Freddie Mac's Fall: A Signal Housing's Only Going To Get Worse?
CNBC Real Estate Reporter
I guess it shouldn’t be surprising, but the numbers for Freddie Mac's third quarter losses are really phenomenal. One analyst we called this morning said, “Freddie is a disaster,” and he said we could quote him on that. I won’t, but here’s what’s so striking to me. It’s not like we haven’t heard bad numbers from tons of lenders out there, but the difference here is that Freddie Mac , a GSE, doesn’t play that much in the field where all the bad sportsmanship took place.
Freddie is not a big subprime lender.

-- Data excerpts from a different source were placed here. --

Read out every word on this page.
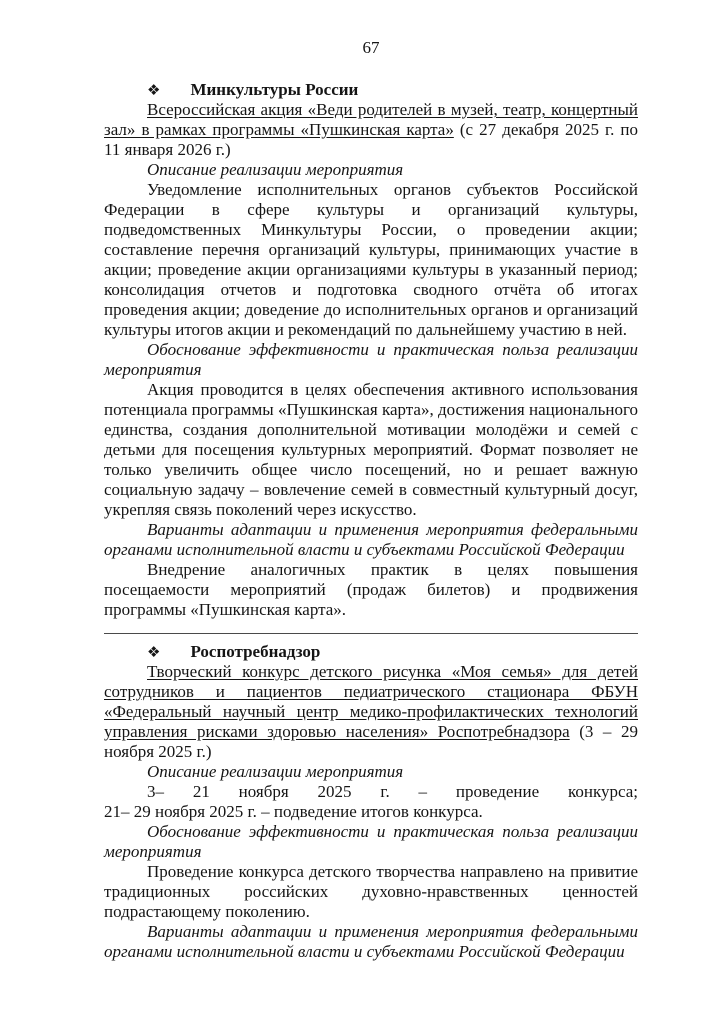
67
❖ Минкультуры России

Всероссийская акция «Веди родителей в музей, театр, концертный зал» в рамках программы «Пушкинская карта» (с 27 декабря 2025 г. по 11 января 2026 г.)

Описание реализации мероприятия

Уведомление исполнительных органов субъектов Российской Федерации в сфере культуры и организаций культуры, подведомственных Минкультуры России, о проведении акции; составление перечня организаций культуры, принимающих участие в акции; проведение акции организациями культуры в указанный период; консолидация отчетов и подготовка сводного отчёта об итогах проведения акции; доведение до исполнительных органов и организаций культуры итогов акции и рекомендаций по дальнейшему участию в ней.

Обоснование эффективности и практическая польза реализации мероприятия

Акция проводится в целях обеспечения активного использования потенциала программы «Пушкинская карта», достижения национального единства, создания дополнительной мотивации молодёжи и семей с детьми для посещения культурных мероприятий. Формат позволяет не только увеличить общее число посещений, но и решает важную социальную задачу – вовлечение семей в совместный культурный досуг, укрепляя связь поколений через искусство.

Варианты адаптации и применения мероприятия федеральными органами исполнительной власти и субъектами Российской Федерации

Внедрение аналогичных практик в целях повышения посещаемости мероприятий (продаж билетов) и продвижения программы «Пушкинская карта».

❖ Роспотребнадзор

Творческий конкурс детского рисунка «Моя семья» для детей сотрудников и пациентов педиатрического стационара ФБУН «Федеральный научный центр медико-профилактических технологий управления рисками здоровью населения» Роспотребнадзора (3 – 29 ноября 2025 г.)

Описание реализации мероприятия

3– 21 ноября 2025 г. – проведение конкурса;

21– 29 ноября 2025 г. – подведение итогов конкурса.

Обоснование эффективности и практическая польза реализации мероприятия

Проведение конкурса детского творчества направлено на привитие традиционных российских духовно-нравственных ценностей подрастающему поколению.

Варианты адаптации и применения мероприятия федеральными органами исполнительной власти и субъектами Российской Федерации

As of September at least, of Freddie’s $713.1 billion portfolio, $105 billion of securities were backed by subprime mortgages. That’s a lot, but it’s nowhere close to the bulk of the portfolio. So the losses can’t all be subprime.
The trouble is, as a Fannie exec said on the call, you have to factor in home price depreciation and the corresponding historical default rate. Comparing to the housing downturn in the early nineties, if home prices fall 10%, then the default rate rises 4-5%.
It’s hard to say how far prices will fall; there are about as many estimates as there are estimators. But the point is they continue to fall, and therefore defaults will continue to rise, and unlike previous downturns, the unique mortgage products of the recent housing boom could make that default ratio worse.
An interesting moment on the Freddie conference call: An analyst asked if Freddie had talked to its regulator, OFHEO, about changing its mandatory minimum capital surplus of 30%, given that it's bleeding cash. Answer: "We respect and abide by our regulators wishes, we have had discussions with them on the 30% and I would expect we would have those discussions as time goes forward," said CEO Dick Syron. So the analyst says, "Is that yes or no?" Syron answers, “You can interpret that response…”
Cutting to the chase, the answer is NO.